His 7 p.m. concert, packaged with a recent concert held at George’s Majestic Lounge in Fayetteville, will likely be his only local shows scheduled for 2021, and there’s a reason for that.

“I think of my show more as a concert than a bar act because it consists almost entirely of my original songs, so, for the same reason, I wouldn’t expect people to come hear me more than about once a year in any given town,” he said. “My plan to is to go far and wide and play small shows in numerous places.”

The phrase “wandering troubadour” has been associated with Harrison’s music.
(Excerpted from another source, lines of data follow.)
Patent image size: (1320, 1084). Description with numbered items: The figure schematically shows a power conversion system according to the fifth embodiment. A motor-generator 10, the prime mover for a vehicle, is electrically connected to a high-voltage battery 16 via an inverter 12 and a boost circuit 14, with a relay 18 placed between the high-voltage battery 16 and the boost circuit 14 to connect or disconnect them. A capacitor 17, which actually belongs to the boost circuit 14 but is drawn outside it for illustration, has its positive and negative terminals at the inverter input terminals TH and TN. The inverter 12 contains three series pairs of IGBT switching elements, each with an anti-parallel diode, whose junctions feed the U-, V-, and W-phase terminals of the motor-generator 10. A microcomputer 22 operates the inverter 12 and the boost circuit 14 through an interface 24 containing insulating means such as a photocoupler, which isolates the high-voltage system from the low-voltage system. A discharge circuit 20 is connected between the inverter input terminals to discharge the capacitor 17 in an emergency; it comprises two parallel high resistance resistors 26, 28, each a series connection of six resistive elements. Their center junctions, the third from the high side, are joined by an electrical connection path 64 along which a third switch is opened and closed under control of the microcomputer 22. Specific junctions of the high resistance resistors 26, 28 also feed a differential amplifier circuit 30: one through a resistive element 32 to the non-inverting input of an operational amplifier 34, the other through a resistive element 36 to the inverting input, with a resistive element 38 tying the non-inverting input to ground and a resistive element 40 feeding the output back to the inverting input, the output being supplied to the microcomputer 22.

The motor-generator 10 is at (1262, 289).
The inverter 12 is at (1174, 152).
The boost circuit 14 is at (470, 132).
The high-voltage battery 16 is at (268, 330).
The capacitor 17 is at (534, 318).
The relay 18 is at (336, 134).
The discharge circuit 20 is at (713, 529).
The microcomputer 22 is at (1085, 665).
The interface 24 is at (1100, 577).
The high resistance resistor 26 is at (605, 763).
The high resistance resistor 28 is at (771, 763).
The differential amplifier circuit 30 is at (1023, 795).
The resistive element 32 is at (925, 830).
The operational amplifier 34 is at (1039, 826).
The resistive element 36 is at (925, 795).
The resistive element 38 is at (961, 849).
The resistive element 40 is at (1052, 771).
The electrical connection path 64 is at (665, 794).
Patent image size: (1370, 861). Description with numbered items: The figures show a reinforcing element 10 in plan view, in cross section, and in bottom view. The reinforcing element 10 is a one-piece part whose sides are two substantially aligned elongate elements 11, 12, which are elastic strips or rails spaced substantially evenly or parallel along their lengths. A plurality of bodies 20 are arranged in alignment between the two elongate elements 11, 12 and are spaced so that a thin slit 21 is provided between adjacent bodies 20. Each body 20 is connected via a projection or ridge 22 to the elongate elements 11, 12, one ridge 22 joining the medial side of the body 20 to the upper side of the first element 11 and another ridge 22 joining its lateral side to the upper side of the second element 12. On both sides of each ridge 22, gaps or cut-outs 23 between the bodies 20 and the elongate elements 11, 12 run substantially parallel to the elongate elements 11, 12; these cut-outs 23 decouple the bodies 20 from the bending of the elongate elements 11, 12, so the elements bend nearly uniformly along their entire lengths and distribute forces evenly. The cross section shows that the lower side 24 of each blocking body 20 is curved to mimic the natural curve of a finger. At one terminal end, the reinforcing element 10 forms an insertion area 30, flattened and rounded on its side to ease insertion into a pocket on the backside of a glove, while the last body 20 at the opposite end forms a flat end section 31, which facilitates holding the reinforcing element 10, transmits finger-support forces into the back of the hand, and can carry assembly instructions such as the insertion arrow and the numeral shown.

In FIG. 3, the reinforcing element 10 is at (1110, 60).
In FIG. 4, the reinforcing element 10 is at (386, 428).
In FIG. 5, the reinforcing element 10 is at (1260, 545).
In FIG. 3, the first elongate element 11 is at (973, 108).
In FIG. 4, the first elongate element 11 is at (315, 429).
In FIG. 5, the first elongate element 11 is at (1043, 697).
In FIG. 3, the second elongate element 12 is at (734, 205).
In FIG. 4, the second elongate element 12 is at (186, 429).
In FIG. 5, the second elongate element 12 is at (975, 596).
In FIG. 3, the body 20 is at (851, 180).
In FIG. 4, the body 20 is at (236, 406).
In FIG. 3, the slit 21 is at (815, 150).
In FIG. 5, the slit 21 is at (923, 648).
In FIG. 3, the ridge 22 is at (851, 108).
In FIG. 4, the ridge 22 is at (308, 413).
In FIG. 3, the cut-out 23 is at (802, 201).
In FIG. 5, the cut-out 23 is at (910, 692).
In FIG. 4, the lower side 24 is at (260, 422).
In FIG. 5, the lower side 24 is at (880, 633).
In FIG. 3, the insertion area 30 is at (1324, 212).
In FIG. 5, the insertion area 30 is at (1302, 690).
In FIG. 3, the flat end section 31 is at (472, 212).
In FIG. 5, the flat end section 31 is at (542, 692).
“Labels probably don’t mean all that much. But if those music writers mean ‘troubadour’ — as in a folk singer, storyteller, traveler — then yes, that probably fits,” he said.

“My music is classified in the Americana genre. That covers a lot: country, folk, roots, blues (and) country-rock,” he continued. “I think of myself as a Southern songwriter. I had many conversations with people in Joplin about whether we were in the South or the Midwest. Well … I’m definitely a Southerner. In terms of my songs, I like the storytelling style.”

The concert will be mixture of new and old songs.

“I’ll play acoustic guitar and sing and try to remember all my words,” Harrison said with a laugh. “I’m working up part of the show to include some songs that influenced me while growing up. It’s not a set of dancing songs, although a lot of them are uptempo. It’s the ol’ troubadour thing, right?”

Tickets are $10 at the door, and COVID-19 safety precautions — masks, social distancing, etc. — will be in full effect. Joining him onstage will be musicians Michael Brinson and his oldest son, Elijah.

“There are songs that’ll make you laugh and songs that’ll make you cry and make you think,” he said. “I will have a good time playing, and I think it will be fun for everyone.”